How representative they might have been of the way in which McCarthy would have himself put material from his own work together need hardly be mentioned. Agreeing with the desirability of a hatchet job on McCarthy, whom he describes as the “loathsome” (p91) and “a vicious demagogue” (p93), McDonald subscribes to the deluded notion that the final story was the truth, the whole truth and nothing but the truth. Journalists assembling film clips to create a story is hardly a statement to make one feel the certain impartiality of the process.

More marvelous still is his description of the efforts made by another documentary maker, Emile de Antonio, who put together a documentary on the Army-McCarthy hearings. No doubt as unbiased and fair-minded as McDonald himself, this is how the process is described:

“According to de Antonio, he bought the kinescopes of the live broadcasts [of the hearings] that had gone out daily on the American ABC network. Then he cut some 200 hours of footage to make an eighty-eight minute film.”

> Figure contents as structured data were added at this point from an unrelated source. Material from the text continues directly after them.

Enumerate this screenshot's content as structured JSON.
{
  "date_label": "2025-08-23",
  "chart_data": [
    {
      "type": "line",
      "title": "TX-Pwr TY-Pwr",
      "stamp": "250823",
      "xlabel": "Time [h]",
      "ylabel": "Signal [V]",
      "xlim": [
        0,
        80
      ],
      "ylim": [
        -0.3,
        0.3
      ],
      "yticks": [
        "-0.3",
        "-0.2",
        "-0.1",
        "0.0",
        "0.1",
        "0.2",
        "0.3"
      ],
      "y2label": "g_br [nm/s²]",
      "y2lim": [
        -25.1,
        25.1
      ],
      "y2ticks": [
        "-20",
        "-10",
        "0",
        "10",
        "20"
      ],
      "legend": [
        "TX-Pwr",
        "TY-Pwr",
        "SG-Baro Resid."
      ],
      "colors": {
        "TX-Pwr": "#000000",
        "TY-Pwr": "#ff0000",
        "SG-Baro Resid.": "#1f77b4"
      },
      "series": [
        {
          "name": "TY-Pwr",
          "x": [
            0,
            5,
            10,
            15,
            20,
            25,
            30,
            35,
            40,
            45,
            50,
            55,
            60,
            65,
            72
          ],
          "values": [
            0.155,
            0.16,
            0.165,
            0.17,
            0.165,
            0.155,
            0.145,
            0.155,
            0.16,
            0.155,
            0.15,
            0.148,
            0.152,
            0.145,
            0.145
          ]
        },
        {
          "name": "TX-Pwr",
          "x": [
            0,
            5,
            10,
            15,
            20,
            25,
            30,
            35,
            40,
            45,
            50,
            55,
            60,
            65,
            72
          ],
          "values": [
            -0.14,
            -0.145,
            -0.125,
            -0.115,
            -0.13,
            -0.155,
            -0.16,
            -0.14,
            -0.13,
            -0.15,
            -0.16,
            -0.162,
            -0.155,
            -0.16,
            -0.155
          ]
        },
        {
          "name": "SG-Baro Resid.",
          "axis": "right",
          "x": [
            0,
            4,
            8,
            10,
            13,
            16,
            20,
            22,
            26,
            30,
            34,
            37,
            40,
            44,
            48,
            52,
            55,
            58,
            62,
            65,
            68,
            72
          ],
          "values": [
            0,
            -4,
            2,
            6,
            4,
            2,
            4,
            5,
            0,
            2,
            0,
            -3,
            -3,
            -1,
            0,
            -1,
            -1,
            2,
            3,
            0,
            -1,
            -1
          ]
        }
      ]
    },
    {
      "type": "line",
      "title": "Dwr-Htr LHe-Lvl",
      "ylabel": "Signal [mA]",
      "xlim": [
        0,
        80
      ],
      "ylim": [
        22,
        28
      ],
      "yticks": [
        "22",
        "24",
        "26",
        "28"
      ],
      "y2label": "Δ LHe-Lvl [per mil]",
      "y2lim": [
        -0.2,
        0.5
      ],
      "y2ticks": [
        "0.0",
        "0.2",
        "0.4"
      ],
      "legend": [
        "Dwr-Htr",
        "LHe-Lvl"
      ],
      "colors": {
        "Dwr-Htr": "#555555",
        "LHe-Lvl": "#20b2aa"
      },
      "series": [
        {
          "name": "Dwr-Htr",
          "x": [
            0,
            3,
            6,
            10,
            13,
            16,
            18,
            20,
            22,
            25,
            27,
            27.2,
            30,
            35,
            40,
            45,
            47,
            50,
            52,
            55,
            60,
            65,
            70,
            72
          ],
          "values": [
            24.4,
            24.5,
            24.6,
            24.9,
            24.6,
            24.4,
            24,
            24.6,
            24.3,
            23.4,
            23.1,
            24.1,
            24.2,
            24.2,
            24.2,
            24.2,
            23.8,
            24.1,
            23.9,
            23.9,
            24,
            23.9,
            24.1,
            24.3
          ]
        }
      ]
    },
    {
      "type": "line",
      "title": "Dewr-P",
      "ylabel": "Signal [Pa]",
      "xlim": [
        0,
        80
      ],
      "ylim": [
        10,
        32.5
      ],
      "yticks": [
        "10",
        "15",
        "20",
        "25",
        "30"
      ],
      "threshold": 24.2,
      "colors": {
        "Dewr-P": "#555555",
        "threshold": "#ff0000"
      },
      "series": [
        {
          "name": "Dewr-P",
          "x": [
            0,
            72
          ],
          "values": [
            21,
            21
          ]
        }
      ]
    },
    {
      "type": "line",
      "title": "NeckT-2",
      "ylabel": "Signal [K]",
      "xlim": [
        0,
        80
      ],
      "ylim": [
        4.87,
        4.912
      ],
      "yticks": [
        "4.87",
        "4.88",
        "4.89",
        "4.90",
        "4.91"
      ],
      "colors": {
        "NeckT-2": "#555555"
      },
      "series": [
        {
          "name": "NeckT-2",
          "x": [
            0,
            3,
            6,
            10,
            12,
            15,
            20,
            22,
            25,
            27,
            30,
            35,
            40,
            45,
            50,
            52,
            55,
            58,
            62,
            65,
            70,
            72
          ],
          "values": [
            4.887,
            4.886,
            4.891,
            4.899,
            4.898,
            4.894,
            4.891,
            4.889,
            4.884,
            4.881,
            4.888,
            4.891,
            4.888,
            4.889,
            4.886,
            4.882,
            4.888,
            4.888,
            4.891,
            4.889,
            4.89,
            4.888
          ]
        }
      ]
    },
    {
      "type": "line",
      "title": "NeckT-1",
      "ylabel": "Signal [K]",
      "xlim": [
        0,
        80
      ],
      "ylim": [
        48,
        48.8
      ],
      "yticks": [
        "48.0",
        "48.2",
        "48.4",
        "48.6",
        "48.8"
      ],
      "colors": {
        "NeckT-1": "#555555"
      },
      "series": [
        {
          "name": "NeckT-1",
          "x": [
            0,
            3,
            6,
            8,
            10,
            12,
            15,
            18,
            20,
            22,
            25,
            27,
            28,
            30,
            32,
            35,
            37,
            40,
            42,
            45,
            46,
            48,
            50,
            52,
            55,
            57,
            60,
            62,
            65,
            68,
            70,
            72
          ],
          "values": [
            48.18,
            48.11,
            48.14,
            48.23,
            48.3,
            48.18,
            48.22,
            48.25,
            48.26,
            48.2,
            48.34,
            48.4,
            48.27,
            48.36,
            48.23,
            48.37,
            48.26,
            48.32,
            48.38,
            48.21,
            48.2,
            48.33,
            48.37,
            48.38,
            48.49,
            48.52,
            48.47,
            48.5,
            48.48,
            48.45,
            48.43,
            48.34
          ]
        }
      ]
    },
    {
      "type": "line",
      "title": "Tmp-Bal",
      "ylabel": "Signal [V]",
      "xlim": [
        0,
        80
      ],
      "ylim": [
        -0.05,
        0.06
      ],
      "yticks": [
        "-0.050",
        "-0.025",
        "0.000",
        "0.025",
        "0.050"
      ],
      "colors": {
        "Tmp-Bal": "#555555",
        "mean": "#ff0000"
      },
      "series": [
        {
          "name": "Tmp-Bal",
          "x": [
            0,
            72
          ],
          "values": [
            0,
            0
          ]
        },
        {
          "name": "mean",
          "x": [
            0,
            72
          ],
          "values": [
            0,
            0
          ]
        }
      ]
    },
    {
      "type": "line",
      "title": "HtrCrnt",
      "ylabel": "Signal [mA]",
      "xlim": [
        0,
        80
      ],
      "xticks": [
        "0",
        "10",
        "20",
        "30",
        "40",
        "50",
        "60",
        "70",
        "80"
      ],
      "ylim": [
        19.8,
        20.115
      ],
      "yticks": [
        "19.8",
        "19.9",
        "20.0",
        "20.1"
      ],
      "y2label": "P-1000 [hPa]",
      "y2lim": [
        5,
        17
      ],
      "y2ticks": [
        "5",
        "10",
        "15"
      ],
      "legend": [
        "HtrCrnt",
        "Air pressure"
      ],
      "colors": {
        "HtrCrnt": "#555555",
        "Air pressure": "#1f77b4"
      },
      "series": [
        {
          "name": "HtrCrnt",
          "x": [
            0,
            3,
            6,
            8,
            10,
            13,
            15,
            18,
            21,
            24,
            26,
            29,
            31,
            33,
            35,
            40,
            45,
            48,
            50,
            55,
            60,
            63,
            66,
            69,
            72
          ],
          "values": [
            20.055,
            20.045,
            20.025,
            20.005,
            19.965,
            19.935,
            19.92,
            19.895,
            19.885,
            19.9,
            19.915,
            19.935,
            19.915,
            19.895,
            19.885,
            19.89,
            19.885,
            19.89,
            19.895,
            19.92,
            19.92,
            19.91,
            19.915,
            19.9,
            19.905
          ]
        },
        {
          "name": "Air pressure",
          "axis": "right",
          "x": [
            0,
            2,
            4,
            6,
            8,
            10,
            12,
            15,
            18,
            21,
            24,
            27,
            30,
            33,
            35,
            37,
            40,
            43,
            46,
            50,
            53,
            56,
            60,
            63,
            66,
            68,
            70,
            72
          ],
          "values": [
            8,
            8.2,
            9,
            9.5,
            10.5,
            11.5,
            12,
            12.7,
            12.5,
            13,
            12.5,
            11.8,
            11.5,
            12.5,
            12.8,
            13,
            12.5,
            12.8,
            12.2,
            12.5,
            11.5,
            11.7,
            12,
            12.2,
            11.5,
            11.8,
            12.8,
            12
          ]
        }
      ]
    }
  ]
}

A “Hollywood” producer uses 0.7% of the actual footage of the hearings to portray McCarthy and this is intended to demonstrate just how fairly McCarthy was being presented. What it does, of course, is demonstrate just how naïve McDonald is in expecting any of us to take such statements seriously. But still he manages to go even beyond that in what is a truly bizarre passage. How is this for evidence that McCarthy was treated fairly by the media?

“There was a former Soviet agent reporting the hearings a few feet from the Committee room. It was Michael Straight, the only American among the Cambridge spies of the 1930s, who was to write Trial by Television, an excellent account of the hearings and from whom I have borrowed the title of this article.” (p92-93 – my bolding)

Thus we have a former Cambridge spy, a Stalinist agent in the West, being quoted favourably against Joe McCarthy. Just a few weeks ago there was an outpouring of indignation at the time of the death of folksinger Pete Seeger, who had been a communist all his life, and therefore a Stalinist back in the 1950s, but who had never been a traitor, had never betrayed his country and had never handed over secrets to the Soviet Union. Now, right on the pages of Quadrant, we have an actual Stalinist agent, identified as such, being used as an authority against Joe McCarthy, one of the few people brave enough to stand up to Stalinists right then and there, at a time when it really mattered. That the left continues to pile on is merely part of the tactical advantage it believes it can still achieve in flogging the Joe McCarthy horse. And as long as there are people on the right who remain defensive about McCarthy, this is a tactic that will continue till the end of time.

That the mainstream media was as far to the left in the 1950s as it is today should be seen as one of the facts of life that we on the non-totalitarian right have had to deal with. I will quote here the same statement quoted by McDonald. This was by the “CBS boss Bill Paley”:

“When the record is finally written .  .  . it will answer the question, who has helped the communist cause and who has served this country better, Senator McCarthy or I? I would like to be remembered for the answer to that question.” (p92)

Well, Bill, be my guest. You and your kind have done the totalitarian cause yeoman service, as your latter-day minions continue to do.

And for those who read this and know little about the times and the issues, you cannot do better than read M. Stanton Evans Blacklisted by History. And when you have done with that, you should go on and read Diana West’s American Betrayal. What they write is not restricted in its relevance to the 1950s and is by no means a closed book with no significance today. It is an up-to-the-minute story of now, and its immediacy is crucial to defending the values of the West.